Читаем Струги на Неве. Город и его великие люди полностью

Так что князь Иван Андреевич жил, стараясь не дразнить гусей. Тишком новомодные книжки почитывал. Покойный Никита Иваныч Романов ему одну такую под большим секретом одолжил – всю ночь запоем читал: «Как женился Владислав король на цесаревне» – перетолмаченную с польского неведомым дьяком. В его библиотеке были как серьёзные «Повесть о полку Игореве», «Житие Александра Невского», так и «Повесть о Петре и Февронии», так и «Повесть о Басарге и Борзосмысле». А недавно Афанасий Лаврентьич Ордин-Нащокин, в посольских делах до войны шведской много преуспевший и всяких людей повидавший, ему гишпанское сочинение некоего дворянина Сервантеса пересказал, про Дона Кишота, немолодого рыцаря в старых доспехах. Сей Кишот разъезжал по земле и защищал слабых, за что над ним все в Гишпании потешались. Князь просил почитать о подвигах сего дворянина, но Ордин-Нащокин огорчил, сказав, что пока книгу даже у имперцев всю не перетолмачили, и лишь повторил, что ему пересказал читавший некоторые главы польский шляхтич, знавший по-немецкому. Но всё равно интересно было!

И Ордина здесь нет! А все взятые в Новгород книжки не по одному разу уж перечитаны!

От грустных мыслей князя отвлёк дьяк Василий Шпилькин, вошедший в личную горницу Голицына без всякого упреждения и взволнованным голосом сообщивший, что явился стрелец от воеводы Потёмкина.

– Куды его, князь-батюшка?

– Да веди сюды! – встрепенулся Потёмкин. – Поди стольник не зря спехом прислал!

Пятидесятник Фома с подвязанной платом рукой в пояс поклонился воеводе и подал свёрнутое трубкой доношение Потёмкина.

Раскатав недлинный свиток, Голицын пробежал глазами текст – и просиял:

– Ай, молодец, воевода Пётр Иваныч! Крепость Канцы взял! Будет чем порадовать нашего всемилостивейшего государя! И Патриарха!
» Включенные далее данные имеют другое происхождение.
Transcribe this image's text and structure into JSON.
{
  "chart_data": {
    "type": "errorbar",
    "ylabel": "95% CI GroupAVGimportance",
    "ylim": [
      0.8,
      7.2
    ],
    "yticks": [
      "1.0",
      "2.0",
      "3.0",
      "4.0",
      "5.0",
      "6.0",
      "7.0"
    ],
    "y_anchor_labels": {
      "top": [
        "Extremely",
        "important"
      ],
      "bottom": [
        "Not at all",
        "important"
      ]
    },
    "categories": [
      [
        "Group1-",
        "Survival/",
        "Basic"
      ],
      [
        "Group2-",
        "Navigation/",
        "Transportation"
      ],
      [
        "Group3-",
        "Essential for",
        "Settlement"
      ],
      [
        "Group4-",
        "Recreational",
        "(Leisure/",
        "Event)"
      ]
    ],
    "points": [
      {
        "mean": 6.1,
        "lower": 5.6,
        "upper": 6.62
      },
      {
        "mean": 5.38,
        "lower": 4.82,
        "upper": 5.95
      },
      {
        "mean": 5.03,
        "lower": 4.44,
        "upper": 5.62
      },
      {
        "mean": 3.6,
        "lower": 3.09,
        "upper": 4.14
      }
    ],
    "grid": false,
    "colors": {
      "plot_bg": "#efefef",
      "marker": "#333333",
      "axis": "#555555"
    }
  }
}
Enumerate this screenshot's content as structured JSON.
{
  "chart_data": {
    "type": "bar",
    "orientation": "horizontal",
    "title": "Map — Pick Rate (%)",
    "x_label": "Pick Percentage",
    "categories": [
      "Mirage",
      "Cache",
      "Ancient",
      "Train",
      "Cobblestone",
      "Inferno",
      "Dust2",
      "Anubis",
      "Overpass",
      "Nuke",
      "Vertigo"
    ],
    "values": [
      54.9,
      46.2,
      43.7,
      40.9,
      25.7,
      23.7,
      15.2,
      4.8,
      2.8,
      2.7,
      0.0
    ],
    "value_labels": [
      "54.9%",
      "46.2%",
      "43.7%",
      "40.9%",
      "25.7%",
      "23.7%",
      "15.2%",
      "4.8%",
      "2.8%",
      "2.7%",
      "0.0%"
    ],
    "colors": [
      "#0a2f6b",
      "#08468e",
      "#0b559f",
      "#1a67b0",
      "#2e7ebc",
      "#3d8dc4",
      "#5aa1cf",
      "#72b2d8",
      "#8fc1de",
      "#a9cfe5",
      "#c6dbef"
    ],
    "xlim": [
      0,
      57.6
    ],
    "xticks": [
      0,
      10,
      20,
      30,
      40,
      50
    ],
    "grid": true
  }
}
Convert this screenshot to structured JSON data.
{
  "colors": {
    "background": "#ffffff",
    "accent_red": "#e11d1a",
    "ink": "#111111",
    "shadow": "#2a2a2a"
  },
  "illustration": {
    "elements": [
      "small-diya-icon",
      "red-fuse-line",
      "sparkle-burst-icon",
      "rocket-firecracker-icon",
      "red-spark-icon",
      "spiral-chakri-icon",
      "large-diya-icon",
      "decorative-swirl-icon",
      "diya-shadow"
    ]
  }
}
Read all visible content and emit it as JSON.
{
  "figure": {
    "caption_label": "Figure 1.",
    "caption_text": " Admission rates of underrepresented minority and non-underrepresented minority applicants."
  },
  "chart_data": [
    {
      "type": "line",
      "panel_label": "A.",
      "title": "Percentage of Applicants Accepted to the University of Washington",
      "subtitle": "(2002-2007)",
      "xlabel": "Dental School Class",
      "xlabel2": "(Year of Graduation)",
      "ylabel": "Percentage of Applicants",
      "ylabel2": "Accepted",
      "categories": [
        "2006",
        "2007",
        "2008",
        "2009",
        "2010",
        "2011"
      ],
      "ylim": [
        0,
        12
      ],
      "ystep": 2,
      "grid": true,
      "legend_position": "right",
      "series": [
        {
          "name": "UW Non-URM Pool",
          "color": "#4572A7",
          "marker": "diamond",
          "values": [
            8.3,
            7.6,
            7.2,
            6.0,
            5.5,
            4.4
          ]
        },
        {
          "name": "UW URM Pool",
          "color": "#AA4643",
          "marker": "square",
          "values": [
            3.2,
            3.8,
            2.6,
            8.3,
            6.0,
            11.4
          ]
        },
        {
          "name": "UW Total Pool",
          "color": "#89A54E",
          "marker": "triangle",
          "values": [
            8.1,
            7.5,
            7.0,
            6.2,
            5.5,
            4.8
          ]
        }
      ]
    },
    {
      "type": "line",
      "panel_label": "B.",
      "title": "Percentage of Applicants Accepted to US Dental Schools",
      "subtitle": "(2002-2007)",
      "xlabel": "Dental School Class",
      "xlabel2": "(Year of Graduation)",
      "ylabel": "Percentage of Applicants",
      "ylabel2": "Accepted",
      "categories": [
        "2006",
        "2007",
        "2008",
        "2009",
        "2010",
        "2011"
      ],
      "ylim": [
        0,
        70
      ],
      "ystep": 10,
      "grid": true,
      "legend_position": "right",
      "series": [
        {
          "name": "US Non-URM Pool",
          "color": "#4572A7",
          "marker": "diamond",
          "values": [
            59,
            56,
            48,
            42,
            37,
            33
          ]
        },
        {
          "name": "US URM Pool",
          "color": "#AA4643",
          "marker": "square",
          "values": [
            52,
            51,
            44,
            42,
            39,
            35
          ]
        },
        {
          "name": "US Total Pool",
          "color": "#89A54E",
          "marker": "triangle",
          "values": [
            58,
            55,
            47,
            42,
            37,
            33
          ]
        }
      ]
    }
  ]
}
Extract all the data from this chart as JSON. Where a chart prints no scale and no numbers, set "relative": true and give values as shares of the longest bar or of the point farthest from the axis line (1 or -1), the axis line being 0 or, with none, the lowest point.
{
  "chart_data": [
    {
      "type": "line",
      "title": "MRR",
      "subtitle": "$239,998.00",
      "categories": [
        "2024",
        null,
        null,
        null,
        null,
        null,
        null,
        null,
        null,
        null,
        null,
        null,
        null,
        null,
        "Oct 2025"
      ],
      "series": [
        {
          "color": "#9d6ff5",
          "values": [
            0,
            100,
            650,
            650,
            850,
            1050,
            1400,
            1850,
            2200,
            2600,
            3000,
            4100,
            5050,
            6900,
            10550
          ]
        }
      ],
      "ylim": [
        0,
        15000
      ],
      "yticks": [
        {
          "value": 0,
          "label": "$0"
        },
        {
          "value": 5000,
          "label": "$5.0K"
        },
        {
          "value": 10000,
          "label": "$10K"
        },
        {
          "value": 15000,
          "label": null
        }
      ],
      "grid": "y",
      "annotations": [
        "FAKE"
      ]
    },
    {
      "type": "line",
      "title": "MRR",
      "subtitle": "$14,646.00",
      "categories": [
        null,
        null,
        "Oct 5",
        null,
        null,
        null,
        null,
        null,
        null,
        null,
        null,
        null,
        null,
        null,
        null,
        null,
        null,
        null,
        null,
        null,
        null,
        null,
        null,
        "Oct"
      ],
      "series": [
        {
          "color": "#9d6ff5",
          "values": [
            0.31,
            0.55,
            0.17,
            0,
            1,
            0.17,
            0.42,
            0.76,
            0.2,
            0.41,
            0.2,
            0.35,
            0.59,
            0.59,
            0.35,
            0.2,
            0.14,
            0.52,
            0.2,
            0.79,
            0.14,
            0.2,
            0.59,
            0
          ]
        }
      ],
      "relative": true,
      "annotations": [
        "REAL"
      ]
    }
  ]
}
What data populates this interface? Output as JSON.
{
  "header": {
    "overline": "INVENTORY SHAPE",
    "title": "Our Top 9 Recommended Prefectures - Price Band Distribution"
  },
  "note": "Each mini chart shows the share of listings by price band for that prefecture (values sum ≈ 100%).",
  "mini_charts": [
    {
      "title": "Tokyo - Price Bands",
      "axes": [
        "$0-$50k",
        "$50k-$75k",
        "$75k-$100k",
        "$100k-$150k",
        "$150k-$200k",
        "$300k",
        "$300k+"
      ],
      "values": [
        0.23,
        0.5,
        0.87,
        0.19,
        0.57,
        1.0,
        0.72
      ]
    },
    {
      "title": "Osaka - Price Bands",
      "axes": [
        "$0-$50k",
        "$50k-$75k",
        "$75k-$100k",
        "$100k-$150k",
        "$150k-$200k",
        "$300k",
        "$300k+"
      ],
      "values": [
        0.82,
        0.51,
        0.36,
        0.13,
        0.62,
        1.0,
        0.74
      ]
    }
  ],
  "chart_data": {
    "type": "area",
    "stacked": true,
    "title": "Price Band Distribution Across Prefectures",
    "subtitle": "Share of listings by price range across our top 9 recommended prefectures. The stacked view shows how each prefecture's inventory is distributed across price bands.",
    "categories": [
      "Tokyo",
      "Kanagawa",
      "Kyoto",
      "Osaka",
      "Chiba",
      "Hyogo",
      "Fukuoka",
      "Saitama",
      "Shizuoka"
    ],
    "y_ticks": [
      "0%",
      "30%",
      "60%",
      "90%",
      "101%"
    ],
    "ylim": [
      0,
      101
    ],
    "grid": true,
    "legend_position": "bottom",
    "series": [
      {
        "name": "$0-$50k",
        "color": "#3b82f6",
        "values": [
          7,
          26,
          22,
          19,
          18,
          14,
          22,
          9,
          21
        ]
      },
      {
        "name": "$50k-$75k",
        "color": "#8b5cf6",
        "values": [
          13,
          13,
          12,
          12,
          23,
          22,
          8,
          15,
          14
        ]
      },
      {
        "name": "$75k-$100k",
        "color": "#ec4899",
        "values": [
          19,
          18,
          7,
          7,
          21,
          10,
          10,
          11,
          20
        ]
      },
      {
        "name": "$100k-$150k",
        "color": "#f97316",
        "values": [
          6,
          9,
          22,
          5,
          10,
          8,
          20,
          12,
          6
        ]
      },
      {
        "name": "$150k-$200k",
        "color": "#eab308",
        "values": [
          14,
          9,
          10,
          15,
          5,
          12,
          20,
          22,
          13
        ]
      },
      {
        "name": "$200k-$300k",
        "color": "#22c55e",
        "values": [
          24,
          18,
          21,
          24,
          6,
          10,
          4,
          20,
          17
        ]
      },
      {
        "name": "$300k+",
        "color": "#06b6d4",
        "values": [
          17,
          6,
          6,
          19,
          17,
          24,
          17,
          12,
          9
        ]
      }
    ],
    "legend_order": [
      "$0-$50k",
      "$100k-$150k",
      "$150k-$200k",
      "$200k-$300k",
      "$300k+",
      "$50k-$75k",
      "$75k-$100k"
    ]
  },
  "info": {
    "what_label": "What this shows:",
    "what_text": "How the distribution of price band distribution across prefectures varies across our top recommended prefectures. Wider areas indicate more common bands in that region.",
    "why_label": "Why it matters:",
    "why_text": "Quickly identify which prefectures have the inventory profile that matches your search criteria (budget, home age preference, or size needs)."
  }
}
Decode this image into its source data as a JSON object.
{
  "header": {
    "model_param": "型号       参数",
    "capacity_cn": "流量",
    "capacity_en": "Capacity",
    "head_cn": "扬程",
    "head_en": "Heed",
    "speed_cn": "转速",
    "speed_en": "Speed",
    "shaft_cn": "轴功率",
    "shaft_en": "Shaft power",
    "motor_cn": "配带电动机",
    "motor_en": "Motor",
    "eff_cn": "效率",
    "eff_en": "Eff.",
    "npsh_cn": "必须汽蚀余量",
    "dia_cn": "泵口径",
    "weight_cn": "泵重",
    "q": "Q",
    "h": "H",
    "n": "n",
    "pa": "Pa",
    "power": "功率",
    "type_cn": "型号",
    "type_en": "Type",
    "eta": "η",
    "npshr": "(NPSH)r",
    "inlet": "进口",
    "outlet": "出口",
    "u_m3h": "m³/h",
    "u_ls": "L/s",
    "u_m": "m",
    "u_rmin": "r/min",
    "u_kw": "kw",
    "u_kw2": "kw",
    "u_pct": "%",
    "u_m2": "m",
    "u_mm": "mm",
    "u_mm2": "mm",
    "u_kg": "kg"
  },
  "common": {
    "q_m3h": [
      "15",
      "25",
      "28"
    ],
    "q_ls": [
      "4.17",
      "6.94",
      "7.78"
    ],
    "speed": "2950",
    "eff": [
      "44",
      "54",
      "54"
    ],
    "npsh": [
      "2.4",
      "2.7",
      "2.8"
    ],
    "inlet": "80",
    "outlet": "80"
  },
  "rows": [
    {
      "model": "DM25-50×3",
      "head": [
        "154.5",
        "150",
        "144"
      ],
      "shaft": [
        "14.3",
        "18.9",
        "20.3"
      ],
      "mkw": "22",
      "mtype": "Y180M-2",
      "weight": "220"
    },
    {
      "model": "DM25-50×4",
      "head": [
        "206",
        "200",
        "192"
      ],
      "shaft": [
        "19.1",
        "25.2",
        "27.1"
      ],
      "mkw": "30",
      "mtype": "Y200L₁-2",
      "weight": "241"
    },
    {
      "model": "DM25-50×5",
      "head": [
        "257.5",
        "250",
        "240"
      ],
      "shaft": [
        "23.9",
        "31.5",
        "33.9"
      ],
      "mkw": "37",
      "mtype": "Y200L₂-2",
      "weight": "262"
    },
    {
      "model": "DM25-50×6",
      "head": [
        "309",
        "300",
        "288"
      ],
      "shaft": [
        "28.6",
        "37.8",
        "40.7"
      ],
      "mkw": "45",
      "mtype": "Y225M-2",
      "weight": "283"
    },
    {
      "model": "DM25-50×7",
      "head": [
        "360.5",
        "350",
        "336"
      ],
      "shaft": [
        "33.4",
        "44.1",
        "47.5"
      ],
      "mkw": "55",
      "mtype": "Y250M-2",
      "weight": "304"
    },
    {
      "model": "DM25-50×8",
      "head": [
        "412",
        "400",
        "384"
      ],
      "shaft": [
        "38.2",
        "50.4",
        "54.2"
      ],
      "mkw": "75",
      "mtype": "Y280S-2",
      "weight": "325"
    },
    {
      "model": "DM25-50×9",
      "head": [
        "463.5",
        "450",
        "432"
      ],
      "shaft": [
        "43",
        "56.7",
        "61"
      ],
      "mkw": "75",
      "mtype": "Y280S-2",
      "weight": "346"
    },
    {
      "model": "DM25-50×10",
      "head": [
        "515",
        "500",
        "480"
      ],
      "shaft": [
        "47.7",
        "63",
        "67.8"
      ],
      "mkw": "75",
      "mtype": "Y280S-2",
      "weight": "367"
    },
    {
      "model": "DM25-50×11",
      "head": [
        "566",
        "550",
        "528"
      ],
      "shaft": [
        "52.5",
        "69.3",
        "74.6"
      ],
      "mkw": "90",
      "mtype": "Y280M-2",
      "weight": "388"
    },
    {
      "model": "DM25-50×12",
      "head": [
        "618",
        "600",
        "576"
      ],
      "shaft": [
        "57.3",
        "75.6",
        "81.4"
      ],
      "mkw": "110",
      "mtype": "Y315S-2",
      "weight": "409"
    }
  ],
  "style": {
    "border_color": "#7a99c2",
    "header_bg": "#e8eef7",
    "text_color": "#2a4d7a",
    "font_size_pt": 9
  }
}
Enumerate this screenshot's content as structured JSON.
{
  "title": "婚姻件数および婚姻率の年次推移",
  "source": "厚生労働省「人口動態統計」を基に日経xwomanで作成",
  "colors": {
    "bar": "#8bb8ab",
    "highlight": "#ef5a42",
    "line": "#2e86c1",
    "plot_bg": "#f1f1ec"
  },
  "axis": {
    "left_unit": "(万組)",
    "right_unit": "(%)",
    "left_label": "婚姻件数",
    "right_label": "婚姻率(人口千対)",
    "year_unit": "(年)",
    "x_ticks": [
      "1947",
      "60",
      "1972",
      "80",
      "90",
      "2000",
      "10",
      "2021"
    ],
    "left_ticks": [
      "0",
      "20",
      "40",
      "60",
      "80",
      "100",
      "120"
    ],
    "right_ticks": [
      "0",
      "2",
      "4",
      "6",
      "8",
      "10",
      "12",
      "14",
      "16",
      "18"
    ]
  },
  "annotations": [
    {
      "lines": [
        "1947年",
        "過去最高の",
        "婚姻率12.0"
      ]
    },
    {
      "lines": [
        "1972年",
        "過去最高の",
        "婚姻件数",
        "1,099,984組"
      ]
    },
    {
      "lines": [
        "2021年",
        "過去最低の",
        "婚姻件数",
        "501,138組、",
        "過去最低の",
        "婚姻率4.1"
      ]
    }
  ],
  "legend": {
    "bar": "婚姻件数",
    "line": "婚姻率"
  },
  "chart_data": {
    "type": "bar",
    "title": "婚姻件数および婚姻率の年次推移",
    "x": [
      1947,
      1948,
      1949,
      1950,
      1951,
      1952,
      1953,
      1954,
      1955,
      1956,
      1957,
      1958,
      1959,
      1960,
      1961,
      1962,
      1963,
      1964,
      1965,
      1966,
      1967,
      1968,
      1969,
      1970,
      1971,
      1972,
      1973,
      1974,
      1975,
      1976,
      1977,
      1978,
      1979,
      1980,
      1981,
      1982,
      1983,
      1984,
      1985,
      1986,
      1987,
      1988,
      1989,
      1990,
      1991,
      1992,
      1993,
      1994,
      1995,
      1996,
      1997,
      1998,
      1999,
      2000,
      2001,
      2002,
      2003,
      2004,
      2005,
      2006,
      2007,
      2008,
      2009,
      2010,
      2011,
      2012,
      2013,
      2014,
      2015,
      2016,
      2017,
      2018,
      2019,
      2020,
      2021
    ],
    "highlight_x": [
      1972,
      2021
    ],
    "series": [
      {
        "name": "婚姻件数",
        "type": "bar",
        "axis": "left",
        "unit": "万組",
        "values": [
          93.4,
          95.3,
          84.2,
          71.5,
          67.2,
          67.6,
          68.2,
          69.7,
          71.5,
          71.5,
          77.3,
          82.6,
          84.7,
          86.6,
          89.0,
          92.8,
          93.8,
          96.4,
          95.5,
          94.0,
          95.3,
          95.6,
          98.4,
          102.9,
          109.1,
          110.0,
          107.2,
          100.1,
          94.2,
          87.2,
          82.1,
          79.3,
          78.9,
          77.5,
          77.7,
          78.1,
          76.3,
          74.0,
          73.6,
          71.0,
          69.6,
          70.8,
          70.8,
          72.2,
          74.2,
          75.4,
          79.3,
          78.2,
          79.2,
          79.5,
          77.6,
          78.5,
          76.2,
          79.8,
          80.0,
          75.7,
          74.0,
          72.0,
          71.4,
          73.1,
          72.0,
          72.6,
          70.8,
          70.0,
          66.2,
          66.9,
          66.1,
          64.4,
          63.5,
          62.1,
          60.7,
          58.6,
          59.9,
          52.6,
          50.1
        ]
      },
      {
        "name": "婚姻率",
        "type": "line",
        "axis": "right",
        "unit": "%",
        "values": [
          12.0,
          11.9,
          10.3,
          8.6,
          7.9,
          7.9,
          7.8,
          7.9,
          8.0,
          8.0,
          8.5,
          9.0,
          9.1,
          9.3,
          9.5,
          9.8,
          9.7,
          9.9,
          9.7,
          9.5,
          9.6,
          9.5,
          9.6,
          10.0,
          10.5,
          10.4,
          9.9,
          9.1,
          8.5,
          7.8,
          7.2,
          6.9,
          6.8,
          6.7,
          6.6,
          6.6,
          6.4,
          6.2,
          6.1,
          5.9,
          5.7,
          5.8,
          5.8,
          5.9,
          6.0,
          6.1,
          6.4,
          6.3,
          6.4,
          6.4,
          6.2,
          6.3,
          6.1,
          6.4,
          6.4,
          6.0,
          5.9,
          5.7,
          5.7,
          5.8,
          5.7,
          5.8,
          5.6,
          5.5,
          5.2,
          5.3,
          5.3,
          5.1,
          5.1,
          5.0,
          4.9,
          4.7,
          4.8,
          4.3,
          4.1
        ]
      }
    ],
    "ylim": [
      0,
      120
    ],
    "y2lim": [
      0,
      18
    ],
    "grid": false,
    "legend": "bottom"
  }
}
Как человек совестливый, Иван Андреевич почувствовал себя неловко, прекрасно понимая: Потёмкину, чтобы удержаться на невских берегах, нужна помощь. Но он также предвидел, что начавшаяся война вскоре потребует привлечения и его людей в Ливонию. Не мог же князь отдать последних стрельцов. А кого он тогда пошлёт по приказу великого государя, скажем, в полк князю Трубецкому, который к нему самый ближний из воюющих? А ежели, – не приведи Господь! – шведский отряд прорвётся в Новгородскую землю?

И по прибору людишек не пошлёшь. Они ему в Новгороде нужны. А ну как швед к самому городу прорвётся? Не зря приказано поправлять стены, укрепления. Сам великий государь ещё зимой писал ему, дабы «олонецкие казны 2986 рублев 20 алтын с денгою, что было с Олонца послано ко государю к Москве, держать в Великом Новгороде на городовое». Вот он и тратит на дело.

– В деле со шведами рану получил?

– Не-е, – покраснел стрелец.

– Позволь я молвлю, князь-воевода, – вступил в разговор дьяк. – Он уже успел поговорить и со стрельцом, с Пахомом Зубовым, так что в красках, как любил воевода, расписал стычку с разбойниками и как по-рыцарски спас баб с детишками пленный.

– Бабы сначала спужались…

– Татей?

– И татей, и ентого шведа, – ухмыльнулся Шпилькин.

– Ентого-то чаво?

– Дык купчихи его за Егория-Победоносца приняли, кады он в чёрных доспехах налетел да стрелецким протазаном атамана поразил!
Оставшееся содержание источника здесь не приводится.